I have a few sage leaves to thank for learning a clear lesson on hospitality last weekend. I left a photo assignment with the fullest heart, a handful of herbs and an even clearer picture of how beautiful hospitality can look when it comes genuinely from the heart.
I’m learning that the efforts we make to provide hospitality are only as good as our hearts intention — it’s just as much about what you do for people as it is how you feel doing it. When hospitality comes out of an overflowing of love to share, care and provide it’s evident and beautiful in real ways. I saw that firsthand as I was welcomed with genuine appreciation into a stranger’s home last weekend.
I was documenting a family gathering in celebration of a 90th birthday, but I felt just as much a part of the festivities as anyone who was at the party by invitation. Sandra, the hostess, effortlessly greeted, conversed, danced, and brought everyone together to celebrate her husband’s birthday — all with the most beautiful smile on her face. Never seeming phased by the prospect of hosting 50 people and simultaneously enjoying the party herself.

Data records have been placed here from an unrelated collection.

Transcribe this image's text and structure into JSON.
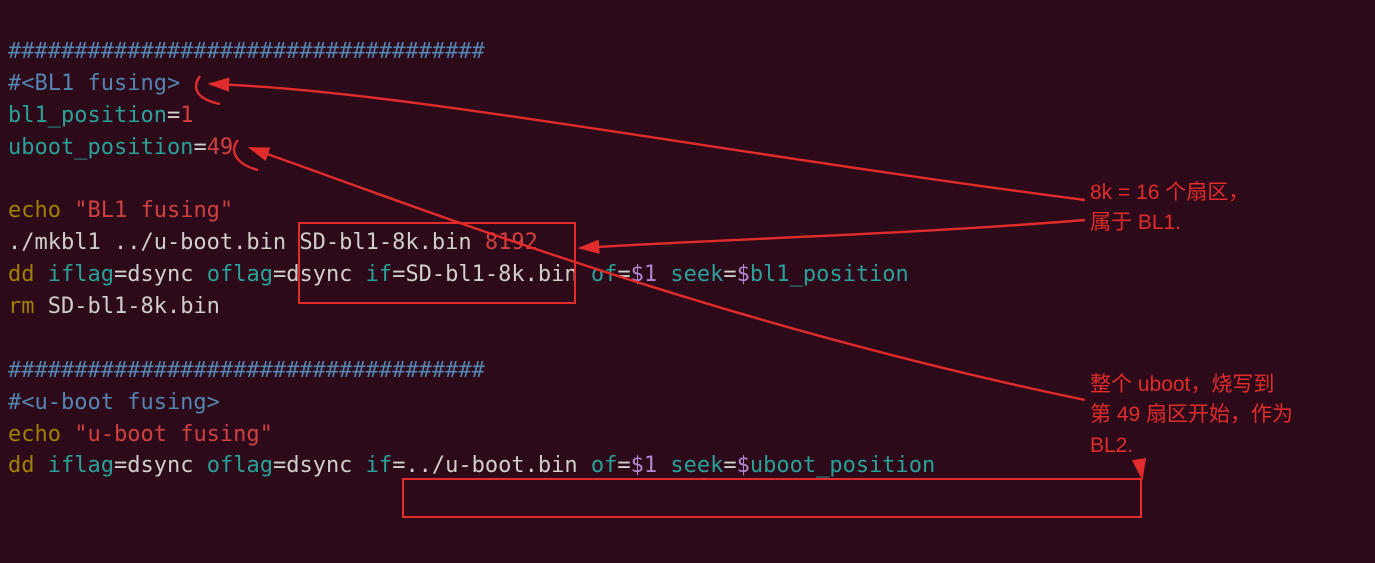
{
  "code": {
    "hash1": "####################################",
    "comment_bl1": "#<BL1 fusing>",
    "var_bl1": "bl1_position",
    "val_bl1": "1",
    "var_uboot": "uboot_position",
    "val_uboot": "49",
    "echo": "echo",
    "echo_bl1_str": "\"BL1 fusing\"",
    "mkbl1": "./mkbl1 ../u-boot.bin",
    "sdfile": " SD-bl1-8k.bin ",
    "size8192": "8192",
    "dd": "dd",
    "iflag": " iflag",
    "dsync": "dsync",
    "oflag": " oflag",
    "if": " if",
    "sdbl1": "SD-bl1-8k.bin",
    "of": " of",
    "dollar1": "$1",
    "seek": " seek",
    "dollar": "$",
    "bl1pos": "bl1_position",
    "rm": "rm",
    "rm_file": " SD-bl1-8k.bin",
    "hash2": "####################################",
    "comment_uboot": "#<u-boot fusing>",
    "echo_uboot_str": "\"u-boot fusing\"",
    "ubootbin": "../u-boot.bin",
    "ubootpos": "uboot_position",
    "eq": "="
  },
  "annot": {
    "note1_l1": "8k = 16 个扇区，",
    "note1_l2": "属于 BL1.",
    "note2_l1": "整个 uboot，烧写到",
    "note2_l2": "第 49 扇区开始，作为",
    "note2_l3": "BL2."
  }
}
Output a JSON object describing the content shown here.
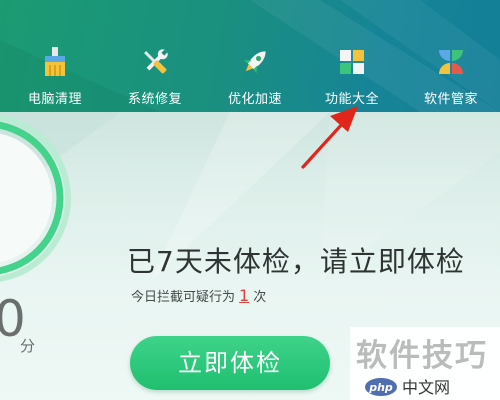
{
  "toolbar": {
    "items": [
      {
        "label": "电脑清理",
        "icon": "broom-icon"
      },
      {
        "label": "系统修复",
        "icon": "wrench-screwdriver-icon"
      },
      {
        "label": "优化加速",
        "icon": "rocket-icon"
      },
      {
        "label": "功能大全",
        "icon": "grid-icon"
      },
      {
        "label": "软件管家",
        "icon": "app-manager-icon"
      }
    ]
  },
  "main": {
    "headline": "已7天未体检，请立即体检",
    "subline_prefix": "今日拦截可疑行为",
    "blocked_count": "1",
    "subline_suffix": "次",
    "score_value": "0",
    "score_unit": "分",
    "scan_button_label": "立即体检"
  },
  "watermark": {
    "text": "软件技巧",
    "brand": "php中文网",
    "brand_prefix": "php",
    "brand_suffix": "中文网"
  },
  "colors": {
    "header_green": "#1b9b72",
    "header_teal": "#147f98",
    "button_green": "#22c174",
    "annotation_red": "#e1251b",
    "alert_red": "#e0403a"
  }
}
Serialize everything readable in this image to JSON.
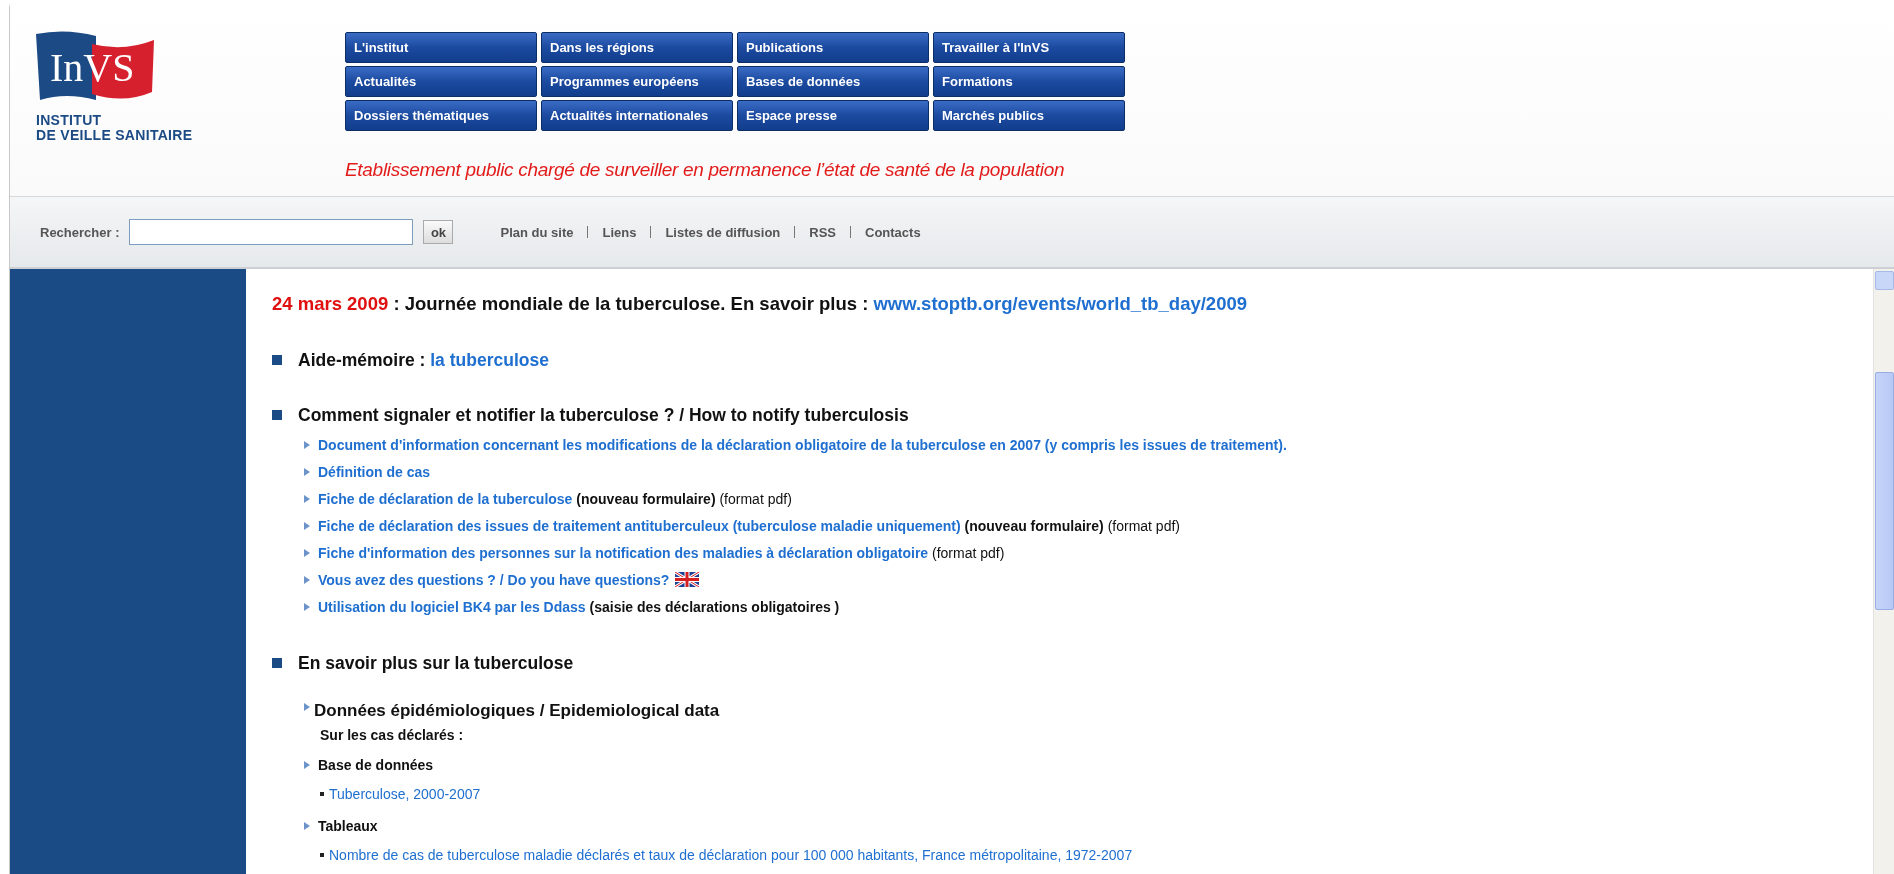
{
  "logo": {
    "abbr": "InVS",
    "name_lines": [
      "INSTITUT",
      "DE VEILLE SANITAIRE"
    ]
  },
  "nav": [
    "L'institut",
    "Dans les régions",
    "Publications",
    "Travailler à l'InVS",
    "Actualités",
    "Programmes européens",
    "Bases de données",
    "Formations",
    "Dossiers thématiques",
    "Actualités internationales",
    "Espace presse",
    "Marchés publics"
  ],
  "tagline": "Etablissement public chargé de surveiller en permanence l’état de santé de la population",
  "search": {
    "label": "Rechercher :",
    "button": "ok"
  },
  "links": [
    "Plan du site",
    "Liens",
    "Listes de diffusion",
    "RSS",
    "Contacts"
  ],
  "announcement": {
    "date": "24 mars 2009",
    "text": " : Journée mondiale de la tuberculose. En savoir plus : ",
    "link": "www.stoptb.org/events/world_tb_day/2009"
  },
  "sections": [
    {
      "title": [
        {
          "text": "Aide-mémoire : ",
          "kind": "plain"
        },
        {
          "text": "la tuberculose",
          "kind": "link"
        }
      ]
    },
    {
      "title": [
        {
          "text": "Comment signaler et notifier la tuberculose ? / How to notify tuberculosis",
          "kind": "plain"
        }
      ],
      "items": [
        {
          "kind": "link",
          "parts": [
            {
              "text": "Document d'information concernant les modifications de la déclaration obligatoire de la tuberculose en 2007 (y compris les issues de traitement).",
              "kind": "link"
            }
          ]
        },
        {
          "kind": "link",
          "parts": [
            {
              "text": "Définition de cas",
              "kind": "link"
            }
          ]
        },
        {
          "kind": "link",
          "parts": [
            {
              "text": "Fiche de déclaration de la tuberculose",
              "kind": "link"
            },
            {
              "text": " (nouveau formulaire)",
              "kind": "bold"
            },
            {
              "text": " (format pdf)",
              "kind": "plain"
            }
          ]
        },
        {
          "kind": "link",
          "parts": [
            {
              "text": "Fiche de déclaration des issues de traitement antituberculeux (tuberculose maladie uniquement)",
              "kind": "link"
            },
            {
              "text": " (nouveau formulaire)",
              "kind": "bold"
            },
            {
              "text": " (format pdf)",
              "kind": "plain"
            }
          ]
        },
        {
          "kind": "link",
          "parts": [
            {
              "text": "Fiche d'information des personnes sur la notification des maladies à déclaration obligatoire",
              "kind": "link"
            },
            {
              "text": " (format pdf)",
              "kind": "plain"
            }
          ]
        },
        {
          "kind": "link",
          "flag": true,
          "parts": [
            {
              "text": "Vous avez des questions ? / Do you have questions?",
              "kind": "link"
            }
          ]
        },
        {
          "kind": "link",
          "parts": [
            {
              "text": "Utilisation du logiciel BK4 par les Ddass",
              "kind": "link"
            },
            {
              "text": " (saisie des déclarations obligatoires )",
              "kind": "bold"
            }
          ]
        }
      ]
    },
    {
      "title": [
        {
          "text": "En savoir plus sur la tuberculose",
          "kind": "plain"
        }
      ],
      "items": [
        {
          "kind": "subheading",
          "parts": [
            {
              "text": "Données épidémiologiques / Epidemiological data",
              "kind": "bold"
            }
          ]
        },
        {
          "kind": "note",
          "parts": [
            {
              "text": "Sur les cas déclarés :",
              "kind": "bold"
            }
          ]
        },
        {
          "kind": "group",
          "parts": [
            {
              "text": "Base de données",
              "kind": "bold"
            }
          ]
        },
        {
          "kind": "entry",
          "parts": [
            {
              "text": "Tuberculose, 2000-2007",
              "kind": "link"
            }
          ]
        },
        {
          "kind": "group",
          "parts": [
            {
              "text": "Tableaux",
              "kind": "bold"
            }
          ]
        },
        {
          "kind": "entry",
          "parts": [
            {
              "text": "Nombre de cas de tuberculose maladie déclarés et taux de déclaration pour 100 000 habitants, France métropolitaine, 1972-2007",
              "kind": "link"
            }
          ]
        }
      ]
    }
  ]
}
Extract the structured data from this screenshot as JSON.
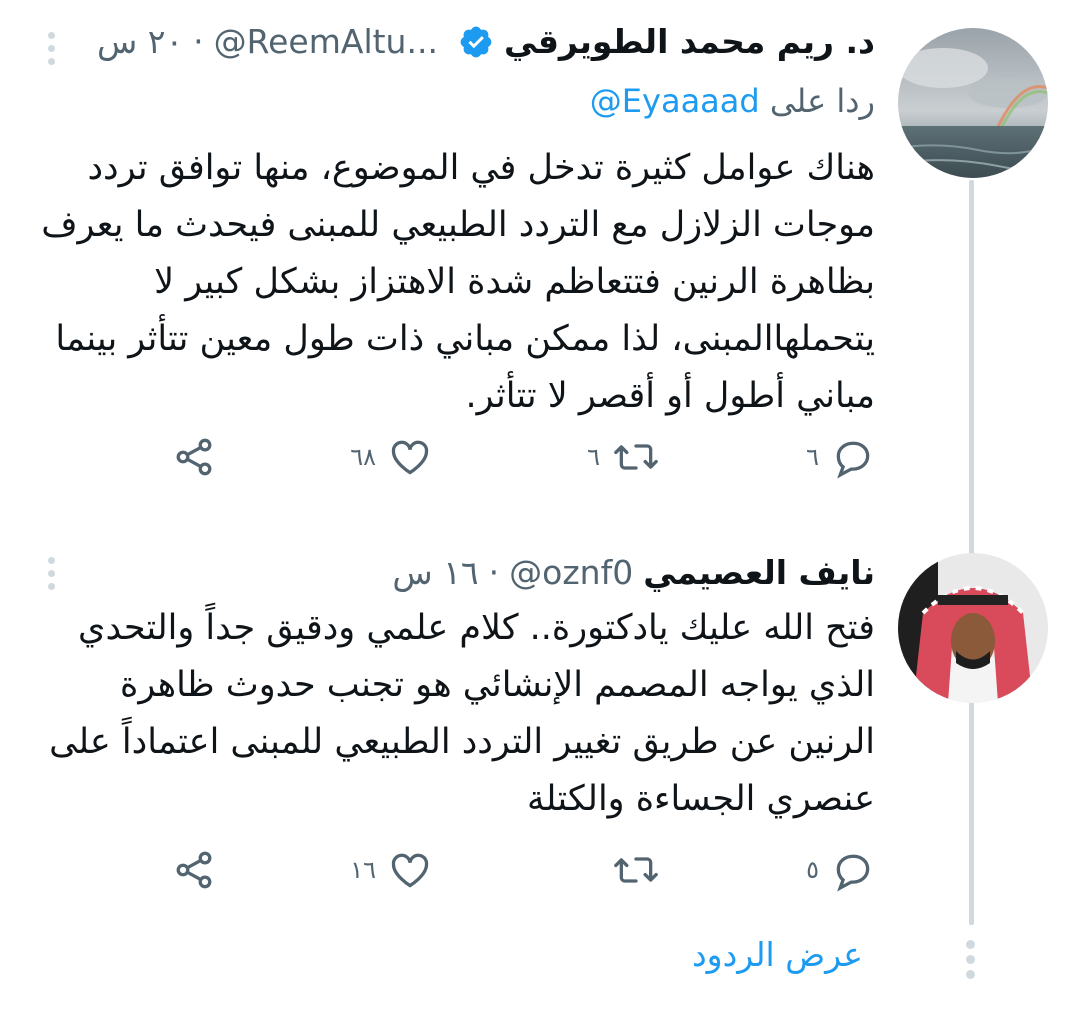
{
  "tweets": [
    {
      "author_name": "د. ريم محمد الطويرقي",
      "handle": "@ReemAltu...",
      "time": "٢٠ س",
      "reply_to_prefix": "ردا على",
      "reply_to_handle": "@Eyaaaad",
      "text": "هناك عوامل كثيرة تدخل في الموضوع، منها توافق تردد موجات الزلازل مع التردد الطبيعي للمبنى فيحدث ما يعرف بظاهرة الرنين فتتعاظم شدة الاهتزاز بشكل كبير لا يتحملهاالمبنى، لذا ممكن مباني ذات طول معين تتأثر بينما مباني أطول أو أقصر لا تتأثر.",
      "reply_count": "٦",
      "retweet_count": "٦",
      "like_count": "٦٨"
    },
    {
      "author_name": "نايف العصيمي",
      "handle": "@oznf0",
      "time": "١٦ س",
      "text": "فتح الله عليك يادكتورة.. كلام علمي ودقيق جداً والتحدي الذي يواجه المصمم الإنشائي هو تجنب حدوث ظاهرة الرنين عن طريق تغيير التردد الطبيعي للمبنى اعتماداً على عنصري الجساءة والكتلة",
      "reply_count": "٥",
      "retweet_count": "",
      "like_count": "١٦"
    }
  ],
  "show_replies_label": "عرض الردود",
  "icons": {
    "verified": "verified-badge-icon",
    "more": "more-options-icon",
    "reply": "reply-bubble-icon",
    "retweet": "retweet-icon",
    "like": "heart-icon",
    "share": "share-icon"
  },
  "colors": {
    "accent": "#1d9bf0",
    "secondary_text": "#536471",
    "thread_line": "#cfd9de"
  }
}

Sandra's hospitality sent me home from the party with a smile on my face and the sweet smell of fresh sage leaves inside my car. Her warmth and ease were evident to all and worth noting — she navigated the evening with such grace that I can only hope to emulate for whoever I find myself serving next. Whether that's a grand birthday party with 50 guests or inviting a dear friend over on a whim to eat a quick dinner. As long as there's food and a warm embrace, that's the crux of all this anyway.
- Preheat the oven to 450.
- Toss the blackberries, sage, and brown sugar in a shallow pie plate.
- Roast for 10 minutes, or until the blackberries are soft and the juices are bubbling.
- Meanwhile, slice away the very top of the Brie wheel, removing just the rind.
- Place the Brie in a small ovenproof dish or another pie plate.
- Spoon the hot blackberries on top of the Brie, and pour the syrup over it.
- Bake for 8 to 12 minutes, or until the Brie is very hot and soft but has not collapsed.
- Remove from the oven. Serve immediately with bread or crackers.